Des scientifiques d'Amsterdam expliquent que nombre de nos comportements néfastes pour l'environnement découlent de l'évolution humaine.

Une grande partie de nos actions irrespectueuses envers l'environnement résulte de l'évolution humaine. Pour promouvoir la durabilité, il faut répondre à ces instincts primordiaux plutôt que de les combattre, affirment des chercheurs de l'Université VU d'Amsterdam dans le Journal of Public Policy and Marketing.
La vision romantique d'ancêtres vivant en harmonie avec la nature est erronée. Les chasseurs-cueilleurs préhistoriques exploitaient abondamment les ressources offertes par la nature. Lorsque les puits s'épuisaient ou les déchets s'accumulaient, ils migraient ailleurs, possible grâce à une planète peu peuplée de moins d'un million d'habitants.
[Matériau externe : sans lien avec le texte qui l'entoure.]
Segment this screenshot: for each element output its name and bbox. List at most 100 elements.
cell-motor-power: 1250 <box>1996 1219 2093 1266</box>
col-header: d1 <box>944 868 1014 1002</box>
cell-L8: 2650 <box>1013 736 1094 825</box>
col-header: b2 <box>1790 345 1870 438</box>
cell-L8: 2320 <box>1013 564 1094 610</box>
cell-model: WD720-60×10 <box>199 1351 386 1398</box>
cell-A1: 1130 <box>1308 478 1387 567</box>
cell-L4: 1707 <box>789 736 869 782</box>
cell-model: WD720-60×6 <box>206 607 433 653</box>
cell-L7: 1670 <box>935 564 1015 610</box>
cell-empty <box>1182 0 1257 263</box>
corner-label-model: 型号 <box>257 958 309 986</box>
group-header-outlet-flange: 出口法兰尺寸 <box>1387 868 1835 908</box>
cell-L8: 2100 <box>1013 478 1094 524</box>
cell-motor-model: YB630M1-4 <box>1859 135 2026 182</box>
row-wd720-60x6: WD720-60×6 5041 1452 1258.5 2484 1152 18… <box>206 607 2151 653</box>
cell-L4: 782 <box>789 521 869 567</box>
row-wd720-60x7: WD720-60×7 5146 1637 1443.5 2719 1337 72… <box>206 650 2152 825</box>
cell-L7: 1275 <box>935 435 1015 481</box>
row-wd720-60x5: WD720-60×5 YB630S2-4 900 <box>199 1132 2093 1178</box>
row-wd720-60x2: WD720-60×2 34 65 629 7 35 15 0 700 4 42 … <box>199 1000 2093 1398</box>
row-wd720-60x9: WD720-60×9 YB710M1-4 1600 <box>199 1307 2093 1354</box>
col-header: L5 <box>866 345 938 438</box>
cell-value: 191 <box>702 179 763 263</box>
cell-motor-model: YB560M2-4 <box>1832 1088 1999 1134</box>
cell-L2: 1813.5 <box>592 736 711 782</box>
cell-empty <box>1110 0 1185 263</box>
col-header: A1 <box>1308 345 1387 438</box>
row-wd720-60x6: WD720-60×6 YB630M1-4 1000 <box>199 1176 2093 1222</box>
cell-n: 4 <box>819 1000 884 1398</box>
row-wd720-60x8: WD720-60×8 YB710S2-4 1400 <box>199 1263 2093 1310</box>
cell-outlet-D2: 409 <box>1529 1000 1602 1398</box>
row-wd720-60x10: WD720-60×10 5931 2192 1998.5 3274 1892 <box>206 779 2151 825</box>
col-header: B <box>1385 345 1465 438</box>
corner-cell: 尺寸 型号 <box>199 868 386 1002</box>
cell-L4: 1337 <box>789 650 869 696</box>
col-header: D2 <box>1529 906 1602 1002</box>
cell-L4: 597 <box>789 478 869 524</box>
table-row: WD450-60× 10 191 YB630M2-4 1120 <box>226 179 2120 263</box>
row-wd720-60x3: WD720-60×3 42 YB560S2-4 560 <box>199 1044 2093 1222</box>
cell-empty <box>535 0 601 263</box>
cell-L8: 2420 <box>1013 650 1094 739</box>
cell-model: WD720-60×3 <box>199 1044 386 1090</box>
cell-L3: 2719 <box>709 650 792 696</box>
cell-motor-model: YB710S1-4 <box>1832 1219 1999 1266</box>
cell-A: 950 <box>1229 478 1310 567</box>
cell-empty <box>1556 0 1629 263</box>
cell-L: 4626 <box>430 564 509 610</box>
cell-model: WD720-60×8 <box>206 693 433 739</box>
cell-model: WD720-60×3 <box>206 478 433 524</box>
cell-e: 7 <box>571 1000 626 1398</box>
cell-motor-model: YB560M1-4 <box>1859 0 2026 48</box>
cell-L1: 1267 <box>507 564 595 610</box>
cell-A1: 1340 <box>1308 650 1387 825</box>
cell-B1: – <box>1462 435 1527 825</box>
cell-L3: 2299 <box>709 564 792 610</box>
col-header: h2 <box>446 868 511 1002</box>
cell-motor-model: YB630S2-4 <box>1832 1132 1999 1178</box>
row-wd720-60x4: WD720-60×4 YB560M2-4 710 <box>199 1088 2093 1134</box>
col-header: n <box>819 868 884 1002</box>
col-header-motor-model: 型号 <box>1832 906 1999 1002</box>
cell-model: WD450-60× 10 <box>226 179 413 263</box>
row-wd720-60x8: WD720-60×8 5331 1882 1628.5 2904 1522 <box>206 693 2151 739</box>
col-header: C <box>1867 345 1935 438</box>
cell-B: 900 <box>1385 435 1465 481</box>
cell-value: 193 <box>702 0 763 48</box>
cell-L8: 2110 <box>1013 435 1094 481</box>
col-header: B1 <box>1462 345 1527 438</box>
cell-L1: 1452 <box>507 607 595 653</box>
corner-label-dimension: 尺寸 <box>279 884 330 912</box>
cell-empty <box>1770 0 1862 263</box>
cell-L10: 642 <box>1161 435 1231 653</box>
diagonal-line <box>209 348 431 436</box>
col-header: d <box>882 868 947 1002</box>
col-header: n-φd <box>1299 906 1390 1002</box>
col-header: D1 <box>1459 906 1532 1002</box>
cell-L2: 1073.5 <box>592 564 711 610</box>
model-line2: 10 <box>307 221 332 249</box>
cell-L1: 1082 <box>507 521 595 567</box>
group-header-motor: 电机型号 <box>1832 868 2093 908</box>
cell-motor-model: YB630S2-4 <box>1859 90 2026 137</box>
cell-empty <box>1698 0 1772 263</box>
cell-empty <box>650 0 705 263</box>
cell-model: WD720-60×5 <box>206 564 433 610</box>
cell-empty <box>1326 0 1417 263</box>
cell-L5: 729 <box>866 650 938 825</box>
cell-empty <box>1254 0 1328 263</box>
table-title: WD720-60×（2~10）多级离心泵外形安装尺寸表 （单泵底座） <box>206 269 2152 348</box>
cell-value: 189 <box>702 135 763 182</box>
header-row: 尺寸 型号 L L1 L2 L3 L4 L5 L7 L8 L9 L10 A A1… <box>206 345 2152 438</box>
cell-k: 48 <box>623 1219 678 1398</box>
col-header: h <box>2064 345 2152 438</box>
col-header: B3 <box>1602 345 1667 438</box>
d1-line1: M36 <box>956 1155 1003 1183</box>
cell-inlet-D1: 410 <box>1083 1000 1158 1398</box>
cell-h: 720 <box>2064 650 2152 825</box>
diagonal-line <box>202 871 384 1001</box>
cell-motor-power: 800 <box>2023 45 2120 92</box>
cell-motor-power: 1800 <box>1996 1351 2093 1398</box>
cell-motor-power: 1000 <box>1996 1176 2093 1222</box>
Aujourd'hui, avec plus de sept milliards d'humains sur une Terre surpeuplée, nous conservons ces tendances : épuiser les ressources et polluer. Cela s'explique par cinq instincts primordiaux : la préférence pour l'intérêt personnel, le besoin de statut, la propension à imiter les autres, la myopie temporelle et l'ignorance des problèmes abstraits comme le changement climatique.
« Pour une vie plus durable, gouvernements, entreprises et marketeurs doivent répondre à ces besoins primaires plutôt que de les contrer », déclare Marc Van Vugt, professeur à la VU. « Nous sommes naturellement focalisés sur nous-mêmes, notre famille et notre communauté. Nos études montrent qu'il est plus efficace de souligner l'impact de nos actes sur notre environnement immédiat. L'instinct de statut peut être canalisé via des classements des plus durables et en 'nommant et shaming' les pollueurs. »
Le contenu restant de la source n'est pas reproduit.